I was in hospital with Rhabdomyolysis, which is some form of muscle deterioration. I had an acute kidney injury, liver hepatitis, strains on my heart, I had a catheter but despite all this it was the biggest blessing in disguise. I was in the ICU, then the high dependency unit, before I had 3 rounds of dialysis, which is pretty scary but you're so distant from what has actually happened.
It allowed me to reassess my relationship with drugs, in turn I became more observant and motivated, allowing me to implement what I learnt whilst I was travelling and my love for nature. I’ve always been a little bit connected with nature and quite spiritual. I owe a lot to my mum, she was an original hippy and I’ve always gone to festivals as a kid and been surrounded by those sorts of spiritual people.

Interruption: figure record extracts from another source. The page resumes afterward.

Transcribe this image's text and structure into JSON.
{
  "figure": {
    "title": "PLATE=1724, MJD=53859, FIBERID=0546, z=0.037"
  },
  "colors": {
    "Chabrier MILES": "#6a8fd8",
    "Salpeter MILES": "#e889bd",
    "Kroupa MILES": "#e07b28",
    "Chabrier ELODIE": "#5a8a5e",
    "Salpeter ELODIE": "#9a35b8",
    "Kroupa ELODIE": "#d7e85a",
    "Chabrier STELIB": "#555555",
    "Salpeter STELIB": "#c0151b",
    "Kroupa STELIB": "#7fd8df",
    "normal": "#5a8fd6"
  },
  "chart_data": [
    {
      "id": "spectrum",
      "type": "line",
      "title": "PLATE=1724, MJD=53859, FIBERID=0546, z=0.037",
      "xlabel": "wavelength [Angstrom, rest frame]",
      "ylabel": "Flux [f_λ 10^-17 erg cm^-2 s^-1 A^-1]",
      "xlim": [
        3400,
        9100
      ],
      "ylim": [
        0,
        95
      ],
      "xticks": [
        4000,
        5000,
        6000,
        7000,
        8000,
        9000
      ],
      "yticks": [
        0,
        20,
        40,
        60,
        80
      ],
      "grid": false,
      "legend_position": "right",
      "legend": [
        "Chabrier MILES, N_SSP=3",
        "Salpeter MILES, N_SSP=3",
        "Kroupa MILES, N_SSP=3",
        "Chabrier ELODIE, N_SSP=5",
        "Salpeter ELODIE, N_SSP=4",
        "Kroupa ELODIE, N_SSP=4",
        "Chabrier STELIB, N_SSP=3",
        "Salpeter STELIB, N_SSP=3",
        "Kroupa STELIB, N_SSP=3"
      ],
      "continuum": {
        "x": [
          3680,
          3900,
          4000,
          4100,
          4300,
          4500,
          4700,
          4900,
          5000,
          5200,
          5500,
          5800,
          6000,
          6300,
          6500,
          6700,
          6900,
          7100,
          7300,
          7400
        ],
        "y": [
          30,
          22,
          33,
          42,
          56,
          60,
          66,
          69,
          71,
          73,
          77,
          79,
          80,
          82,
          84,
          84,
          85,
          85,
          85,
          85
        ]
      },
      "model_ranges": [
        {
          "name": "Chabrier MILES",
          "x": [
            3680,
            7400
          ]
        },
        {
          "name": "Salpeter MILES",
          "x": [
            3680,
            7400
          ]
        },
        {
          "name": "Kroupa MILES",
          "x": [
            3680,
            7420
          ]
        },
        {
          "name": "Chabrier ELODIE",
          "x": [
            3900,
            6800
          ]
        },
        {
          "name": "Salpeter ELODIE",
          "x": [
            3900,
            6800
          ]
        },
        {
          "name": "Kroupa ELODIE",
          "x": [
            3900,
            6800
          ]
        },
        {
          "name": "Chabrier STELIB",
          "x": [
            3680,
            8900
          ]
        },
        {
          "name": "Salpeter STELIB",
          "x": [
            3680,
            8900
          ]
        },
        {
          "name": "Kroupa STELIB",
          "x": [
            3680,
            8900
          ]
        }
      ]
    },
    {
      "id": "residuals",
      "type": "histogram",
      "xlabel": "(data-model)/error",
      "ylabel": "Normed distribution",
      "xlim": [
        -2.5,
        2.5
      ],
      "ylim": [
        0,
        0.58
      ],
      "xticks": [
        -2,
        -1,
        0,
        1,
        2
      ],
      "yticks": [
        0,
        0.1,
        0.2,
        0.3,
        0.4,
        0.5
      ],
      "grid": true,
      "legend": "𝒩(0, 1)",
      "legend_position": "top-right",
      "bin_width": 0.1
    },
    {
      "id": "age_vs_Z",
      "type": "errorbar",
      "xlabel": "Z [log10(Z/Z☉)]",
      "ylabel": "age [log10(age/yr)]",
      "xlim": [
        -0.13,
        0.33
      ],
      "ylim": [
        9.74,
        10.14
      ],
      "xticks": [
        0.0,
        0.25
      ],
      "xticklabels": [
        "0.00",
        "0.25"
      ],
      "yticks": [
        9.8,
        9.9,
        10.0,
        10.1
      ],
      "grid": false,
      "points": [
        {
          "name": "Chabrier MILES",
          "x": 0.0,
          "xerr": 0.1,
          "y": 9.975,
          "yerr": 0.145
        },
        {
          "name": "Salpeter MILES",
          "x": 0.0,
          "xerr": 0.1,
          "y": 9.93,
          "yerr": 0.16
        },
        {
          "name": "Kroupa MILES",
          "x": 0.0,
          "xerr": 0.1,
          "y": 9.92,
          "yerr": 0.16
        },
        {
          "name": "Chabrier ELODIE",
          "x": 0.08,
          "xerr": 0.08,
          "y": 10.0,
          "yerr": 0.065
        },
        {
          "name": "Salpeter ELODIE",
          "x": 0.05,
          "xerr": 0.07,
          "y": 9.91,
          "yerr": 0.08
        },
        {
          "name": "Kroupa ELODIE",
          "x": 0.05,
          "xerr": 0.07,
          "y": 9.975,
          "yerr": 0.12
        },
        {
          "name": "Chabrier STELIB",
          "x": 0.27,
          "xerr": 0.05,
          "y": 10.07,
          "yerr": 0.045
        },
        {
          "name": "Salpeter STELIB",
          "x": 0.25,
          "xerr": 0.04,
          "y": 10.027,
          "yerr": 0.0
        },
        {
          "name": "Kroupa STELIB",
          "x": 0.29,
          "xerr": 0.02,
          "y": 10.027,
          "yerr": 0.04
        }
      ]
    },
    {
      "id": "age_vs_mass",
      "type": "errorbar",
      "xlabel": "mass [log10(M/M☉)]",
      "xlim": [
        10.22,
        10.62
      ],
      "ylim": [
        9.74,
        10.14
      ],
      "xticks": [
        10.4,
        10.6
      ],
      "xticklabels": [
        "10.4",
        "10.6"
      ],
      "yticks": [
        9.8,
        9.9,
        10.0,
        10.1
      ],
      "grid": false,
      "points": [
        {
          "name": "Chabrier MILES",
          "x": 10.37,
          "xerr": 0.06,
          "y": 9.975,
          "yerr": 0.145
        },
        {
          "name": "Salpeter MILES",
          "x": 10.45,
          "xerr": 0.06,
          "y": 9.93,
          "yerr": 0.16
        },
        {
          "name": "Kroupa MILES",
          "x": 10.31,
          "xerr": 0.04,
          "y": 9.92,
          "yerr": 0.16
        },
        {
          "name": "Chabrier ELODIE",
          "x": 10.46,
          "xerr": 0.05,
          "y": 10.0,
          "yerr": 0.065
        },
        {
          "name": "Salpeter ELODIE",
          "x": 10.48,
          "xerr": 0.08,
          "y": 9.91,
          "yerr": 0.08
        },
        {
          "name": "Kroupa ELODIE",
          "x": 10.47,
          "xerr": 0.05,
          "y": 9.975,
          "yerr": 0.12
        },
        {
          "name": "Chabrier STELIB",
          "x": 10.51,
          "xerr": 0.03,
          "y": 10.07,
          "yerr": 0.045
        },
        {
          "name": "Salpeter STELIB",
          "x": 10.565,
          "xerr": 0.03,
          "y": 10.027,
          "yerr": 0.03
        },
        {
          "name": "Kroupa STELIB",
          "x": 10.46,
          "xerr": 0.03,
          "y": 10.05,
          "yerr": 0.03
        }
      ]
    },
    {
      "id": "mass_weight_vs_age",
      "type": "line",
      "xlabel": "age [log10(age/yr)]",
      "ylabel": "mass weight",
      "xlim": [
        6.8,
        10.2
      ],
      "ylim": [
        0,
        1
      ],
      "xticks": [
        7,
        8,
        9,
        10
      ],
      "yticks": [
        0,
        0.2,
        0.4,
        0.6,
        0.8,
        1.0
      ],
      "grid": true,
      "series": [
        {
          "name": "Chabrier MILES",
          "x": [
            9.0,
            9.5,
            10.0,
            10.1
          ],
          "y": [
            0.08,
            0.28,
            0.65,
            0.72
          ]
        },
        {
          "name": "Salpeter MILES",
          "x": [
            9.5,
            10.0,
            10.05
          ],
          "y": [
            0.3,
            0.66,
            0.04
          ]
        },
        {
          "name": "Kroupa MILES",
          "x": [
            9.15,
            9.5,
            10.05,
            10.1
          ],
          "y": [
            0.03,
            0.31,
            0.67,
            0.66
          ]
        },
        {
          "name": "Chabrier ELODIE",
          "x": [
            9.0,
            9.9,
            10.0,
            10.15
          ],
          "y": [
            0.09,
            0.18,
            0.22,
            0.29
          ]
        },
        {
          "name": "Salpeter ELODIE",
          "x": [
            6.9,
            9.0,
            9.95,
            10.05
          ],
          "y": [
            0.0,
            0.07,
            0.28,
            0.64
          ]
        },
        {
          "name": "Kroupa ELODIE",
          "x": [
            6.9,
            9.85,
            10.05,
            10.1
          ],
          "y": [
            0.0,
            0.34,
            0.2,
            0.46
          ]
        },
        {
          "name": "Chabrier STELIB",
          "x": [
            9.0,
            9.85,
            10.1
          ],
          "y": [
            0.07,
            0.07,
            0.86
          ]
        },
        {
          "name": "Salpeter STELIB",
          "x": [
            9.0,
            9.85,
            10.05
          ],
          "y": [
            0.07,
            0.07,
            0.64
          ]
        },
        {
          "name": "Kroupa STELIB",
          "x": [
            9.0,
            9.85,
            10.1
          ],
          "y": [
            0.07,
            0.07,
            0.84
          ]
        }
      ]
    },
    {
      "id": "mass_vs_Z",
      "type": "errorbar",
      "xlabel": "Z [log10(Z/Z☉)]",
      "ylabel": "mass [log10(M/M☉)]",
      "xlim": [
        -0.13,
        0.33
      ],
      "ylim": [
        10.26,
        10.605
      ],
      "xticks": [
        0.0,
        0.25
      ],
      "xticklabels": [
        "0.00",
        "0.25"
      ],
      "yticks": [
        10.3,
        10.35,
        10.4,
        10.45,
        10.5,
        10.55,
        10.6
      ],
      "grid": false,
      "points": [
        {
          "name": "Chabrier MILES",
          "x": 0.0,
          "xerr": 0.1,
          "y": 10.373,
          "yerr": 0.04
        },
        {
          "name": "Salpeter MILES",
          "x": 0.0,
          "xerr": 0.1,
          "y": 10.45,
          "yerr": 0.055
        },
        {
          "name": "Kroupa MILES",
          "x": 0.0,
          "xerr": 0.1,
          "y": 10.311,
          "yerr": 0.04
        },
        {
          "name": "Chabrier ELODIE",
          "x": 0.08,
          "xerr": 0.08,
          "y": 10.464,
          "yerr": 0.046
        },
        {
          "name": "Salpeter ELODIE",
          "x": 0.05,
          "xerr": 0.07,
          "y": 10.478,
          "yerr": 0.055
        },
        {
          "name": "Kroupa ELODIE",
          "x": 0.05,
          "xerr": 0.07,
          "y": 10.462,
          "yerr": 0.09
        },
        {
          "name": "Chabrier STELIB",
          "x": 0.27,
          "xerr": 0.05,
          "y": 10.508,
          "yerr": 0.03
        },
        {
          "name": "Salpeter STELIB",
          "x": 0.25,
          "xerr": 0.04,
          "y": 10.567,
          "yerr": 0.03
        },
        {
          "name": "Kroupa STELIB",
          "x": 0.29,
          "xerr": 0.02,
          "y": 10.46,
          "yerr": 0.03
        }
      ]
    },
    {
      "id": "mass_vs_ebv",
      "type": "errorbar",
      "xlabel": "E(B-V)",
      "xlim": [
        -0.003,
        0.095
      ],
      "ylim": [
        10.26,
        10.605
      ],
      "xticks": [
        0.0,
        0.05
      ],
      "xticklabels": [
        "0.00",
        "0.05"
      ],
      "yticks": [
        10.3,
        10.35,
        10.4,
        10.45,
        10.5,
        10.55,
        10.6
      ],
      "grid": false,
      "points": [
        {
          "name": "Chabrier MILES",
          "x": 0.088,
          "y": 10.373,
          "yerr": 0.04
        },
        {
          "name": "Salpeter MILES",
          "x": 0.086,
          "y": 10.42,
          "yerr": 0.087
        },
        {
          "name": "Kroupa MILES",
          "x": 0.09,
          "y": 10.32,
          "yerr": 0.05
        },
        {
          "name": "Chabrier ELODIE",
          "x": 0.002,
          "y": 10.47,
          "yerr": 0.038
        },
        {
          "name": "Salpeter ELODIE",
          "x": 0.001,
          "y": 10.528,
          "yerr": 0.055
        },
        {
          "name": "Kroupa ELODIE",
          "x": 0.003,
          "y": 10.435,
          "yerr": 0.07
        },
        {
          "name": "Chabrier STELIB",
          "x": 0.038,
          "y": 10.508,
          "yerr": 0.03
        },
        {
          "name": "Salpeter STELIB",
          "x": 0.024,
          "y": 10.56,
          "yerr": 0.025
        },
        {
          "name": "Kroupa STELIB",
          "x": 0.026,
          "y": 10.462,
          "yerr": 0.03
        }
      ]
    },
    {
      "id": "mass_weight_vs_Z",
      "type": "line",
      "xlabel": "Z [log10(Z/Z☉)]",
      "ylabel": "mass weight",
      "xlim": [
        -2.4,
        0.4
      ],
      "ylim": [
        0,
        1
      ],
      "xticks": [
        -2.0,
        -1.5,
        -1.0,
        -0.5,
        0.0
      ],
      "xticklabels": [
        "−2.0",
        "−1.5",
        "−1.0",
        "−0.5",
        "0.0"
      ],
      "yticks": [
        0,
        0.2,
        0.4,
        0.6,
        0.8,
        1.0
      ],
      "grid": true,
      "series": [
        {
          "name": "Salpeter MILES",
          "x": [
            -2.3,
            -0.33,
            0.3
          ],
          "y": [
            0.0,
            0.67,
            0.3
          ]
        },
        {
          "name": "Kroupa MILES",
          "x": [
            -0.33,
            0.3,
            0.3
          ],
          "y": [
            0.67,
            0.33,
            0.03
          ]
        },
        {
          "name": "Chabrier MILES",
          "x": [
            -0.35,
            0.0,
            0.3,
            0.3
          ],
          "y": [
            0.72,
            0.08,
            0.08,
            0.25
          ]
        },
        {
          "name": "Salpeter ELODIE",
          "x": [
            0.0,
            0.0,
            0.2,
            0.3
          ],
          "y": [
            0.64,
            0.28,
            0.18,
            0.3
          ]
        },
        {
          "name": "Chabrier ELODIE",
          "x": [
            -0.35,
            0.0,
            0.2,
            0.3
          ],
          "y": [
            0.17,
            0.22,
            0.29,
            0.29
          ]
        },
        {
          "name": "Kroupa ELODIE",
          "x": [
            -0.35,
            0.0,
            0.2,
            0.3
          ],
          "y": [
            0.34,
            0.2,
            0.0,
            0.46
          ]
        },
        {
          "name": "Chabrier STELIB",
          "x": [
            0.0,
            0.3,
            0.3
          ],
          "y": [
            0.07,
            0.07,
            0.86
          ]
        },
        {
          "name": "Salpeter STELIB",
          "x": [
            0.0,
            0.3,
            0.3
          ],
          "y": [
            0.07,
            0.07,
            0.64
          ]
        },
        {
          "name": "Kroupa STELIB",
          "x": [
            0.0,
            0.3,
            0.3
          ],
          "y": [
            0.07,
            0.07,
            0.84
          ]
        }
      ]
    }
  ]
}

I've always believed if I was to sort myself out I would be able to do well in my life, but this belief stunted my growth a little bit though because it lacked urgency and i've always delayed it further.
So at this point I was told I wasn’t allowed to drink alcohol and thought ‘I just can’t do anything then can I?’. There is a thing called an Albumin to Creatinine ratio, it measures levels in your blood after it filters toxins into urine and the average is around 94. I think I was about 900 and something, anything over 140 is a concern. After 6 months I did another test and It had lowered down to 102. I was told “that I'd make a miraculous recovery and should feel like one of luckiest boys in the world” also that I could drink again!
I think that before it happened destructive ideas had become part of my personality, I don’t want to say that, but wherever I went people would offer me drugs and it was hard to escape that, I've always found it hard to say no to things in that environment of drug use. I had built this sort of collective around me and it was very easy to get it, it’s no part their fault and I’m still in contact with them all today, they're my closest of friends. I mean at that part of my life whoever was still around was there not because of my drug use or antics but because they cared for me as a friend and they were there for me during and after all of this. It was the perfect thing to happen at that point in my life because it allowed me to move forward and become the person I am today, which is a much better person to be.